Whether you have broken your leg, or had surgery of some kind, all leg injuries mean an extended period out of action, and often on crutches as well. Or there might have been some sort of accident. Here are a few emergency and recovery tips.

  1. Clutch that crutch
    Broken legs, surgery to the ligaments, hip replacements – most of us have to endure walking on crutches at some point or another. Though crutches can be useful allies, for some of us, they can be quite difficult to master.

    Take action:
    Here's how to take a step with crutches: squeeze the crutches between your upper arm and ribs – take the weight through your hands; move the crutches forward (and make sure that you place them on a non-slippery, solid surface); move your sore leg forward (put this foot on an even par with the crutches), put as much weight as you are allowed on the sore leg, taking the rest of the weight through your arms and hands (press hard on the hand grips); step past with your stronger leg.

     

  2. How to make a leg splint
    If someone has fractured a leg and you're not close to a hospital, a leg splint is your best bet. Know the steps by heart.

    Take action:
    Use any cloth and tie the feet and the ankles together, using a figure eight configuration; tie the knot on the outer edge of the foot or the shoe on the uninjured side; bind the knees to each other with a bandage, tying the knot on the uninjured side; bind extra bandages above and below the fracture.

     

  3. Take your crutches in hand
    A broken leg or ankle can be painful in more ways than one. Having to rely on crutches to get from point A to point B can take a toll on your hands too.

    Take action:
    Ask your pharmacist for crutch pads that will prevent your hands from getting sore; if you can't find these pads, it also helps to wrap sponge around the handles, to secure the sponge with elastic, and to cover it with a sock on both sides; wearing cycling gloves may also help to prevent painful blisters from forming on your hands; a Velcro closure at the wrist of the gloves can also be useful – then you can attach the gloves to the crutches when you don't want them on, but want to keep them handy; and look after your hands while you're on crutches by moisturising them two to three times a day.

     

  4. Need a crutch?
    So, you're stuck with a broken leg and you're far from excited about the six weeks you have to spend on crutches.
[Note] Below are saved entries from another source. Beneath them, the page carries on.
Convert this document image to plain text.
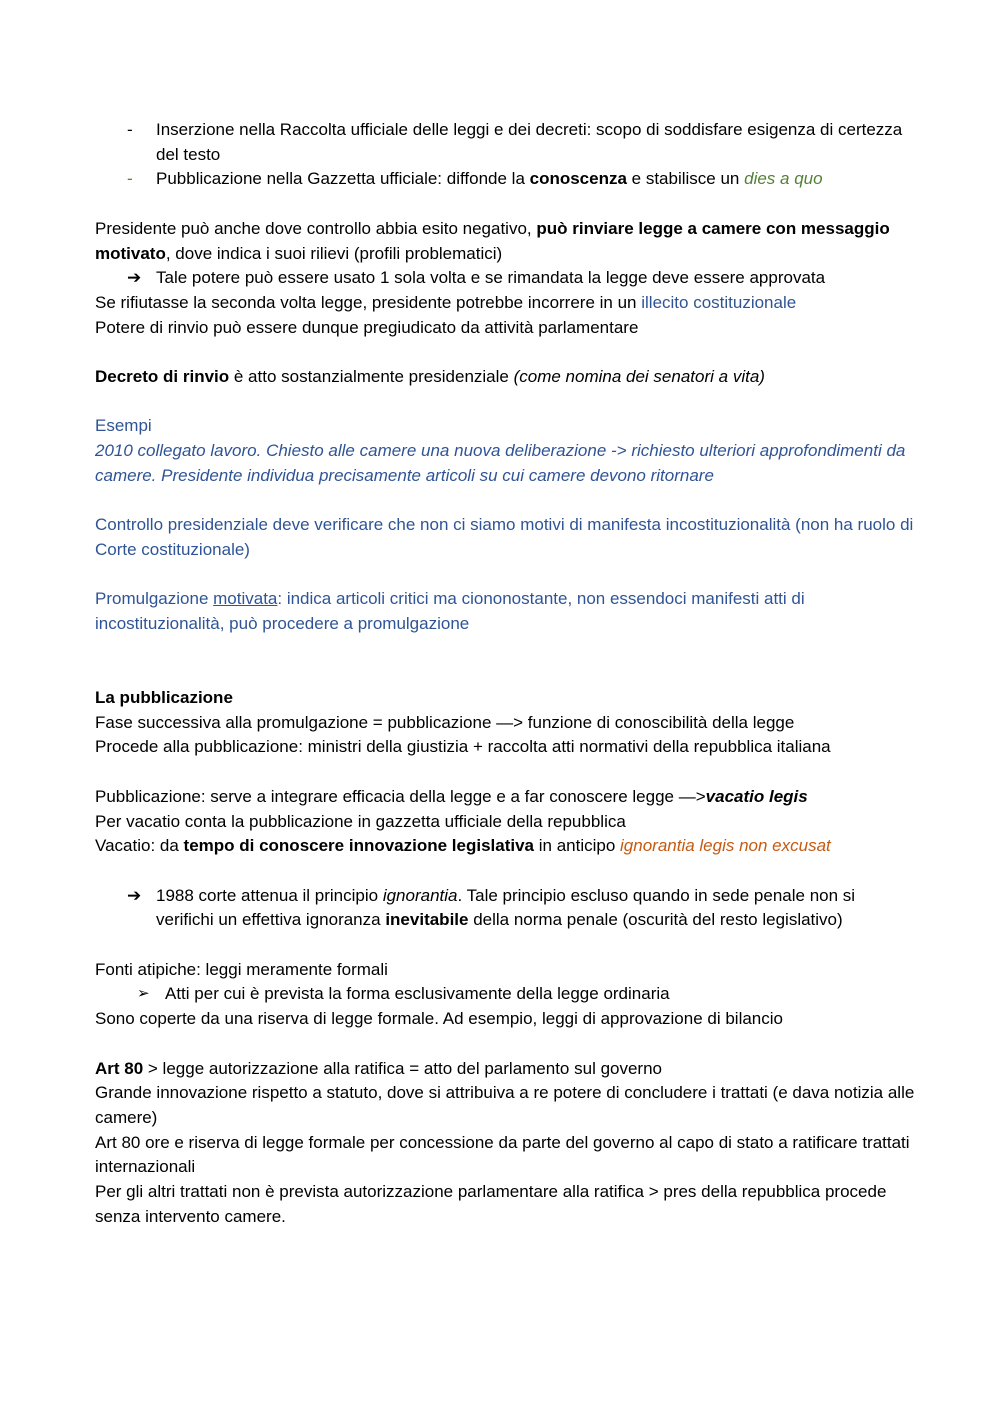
- Inserzione nella Raccolta ufficiale delle leggi e dei decreti: scopo di soddisfare esigenza di certezza del testo
- Pubblicazione nella Gazzetta ufficiale: diffonde la conoscenza e stabilisce un dies a quo
Presidente può anche dove controllo abbia esito negativo, può rinviare legge a camere con messaggio motivato, dove indica i suoi rilievi (profili problematici)
➔ Tale potere può essere usato 1 sola volta e se rimandata la legge deve essere approvata
Se rifiutasse la seconda volta legge, presidente potrebbe incorrere in un illecito costituzionale
Potere di rinvio può essere dunque pregiudicato da attività parlamentare
Decreto di rinvio è atto sostanzialmente presidenziale (come nomina dei senatori a vita)
Esempi
2010 collegato lavoro. Chiesto alle camere una nuova deliberazione -> richiesto ulteriori approfondimenti da camere. Presidente individua precisamente articoli su cui camere devono ritornare
Controllo presidenziale deve verificare che non ci siamo motivi di manifesta incostituzionalità (non ha ruolo di Corte costituzionale)
Promulgazione motivata: indica articoli critici ma ciononostante, non essendoci manifesti atti di incostituzionalità, può procedere a promulgazione
La pubblicazione
Fase successiva alla promulgazione = pubblicazione —> funzione di conoscibilità della legge
Procede alla pubblicazione: ministri della giustizia + raccolta atti normativi della repubblica italiana
Pubblicazione: serve a integrare efficacia della legge e a far conoscere legge —>vacatio legis
Per vacatio conta la pubblicazione in gazzetta ufficiale della repubblica
Vacatio: da tempo di conoscere innovazione legislativa in anticipo ignorantia legis non excusat
➔ 1988 corte attenua il principio ignorantia. Tale principio escluso quando in sede penale non si verifichi un effettiva ignoranza inevitabile della norma penale (oscurità del resto legislativo)
Fonti atipiche: leggi meramente formali
➢ Atti per cui è prevista la forma esclusivamente della legge ordinaria
Sono coperte da una riserva di legge formale. Ad esempio, leggi di approvazione di bilancio
Art 80 > legge autorizzazione alla ratifica = atto del parlamento sul governo
Grande innovazione rispetto a statuto, dove si attribuiva a re potere di concludere i trattati (e dava notizia alle camere)
Art 80 ore e riserva di legge formale per concessione da parte del governo al capo di stato a ratificare trattati internazionali
Per gli altri trattati non è prevista autorizzazione parlamentare alla ratifica > pres della repubblica procede senza intervento camere.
How on earth will you survive?

    Take action:
    These tips might make things easier: use two sponges and elastic to pad the handles of your crutches (also cover each sponge with a sock); get a small backpack to carry things around in while you can't use your hands; if your bedroom is at the top of a set of stairs, consider moving to the ground floor for the next few weeks (climbing stairs on crutches is not only exhausting, but can also be dangerous); remove all loose rugs in your home as these can increase your risk of slipping; and make sure you eat healthily and quit smoking – this will help you to recover faster.

     

  5. Home from hospital
    You – or a family member – is home from hospital after a hip replacement. Here's how to take care of those fragile hips during the next few weeks.

    Take action:
    Take things slowly, increasing your activities gradually; use crutches or a walker to move around; make a point of lying down for a few minutes once or twice during the day (if your legs or feet are swollen, put your feet up onto a pillow); improve the circulation in your legs by "pumping" your feet up and down for a few minutes, two or three times per day, while lying down; sleep on your back, with pillows in between your legs; sit only in high, firm chairs and don't lean forward while sitting in a chair or on the loo.

     

  6. Take care of a cast
    When a splint or cast is applied to help a broken bone heal, the cast itself requires some care. Here are a few tips, courtesy of HealthDay.

    Take action:
    Keep your cast dry – use two layers of waterproof protection to cover it when you shower; if you have a walking cast, give it plenty of time to dry and harden before you try to walk on it – about an hour for a fibreglass cast and two to three days for plaster; avoid letting sand, dirt or powder get into your cast; don't pull out stuffing or break off edges of your cast, and inspect it regularly for weak spots or cracks; don't stick any objects, powders or deodorants underneath your cast – talk to your doctor if your cast is itchy and you feel a significant need to scratch.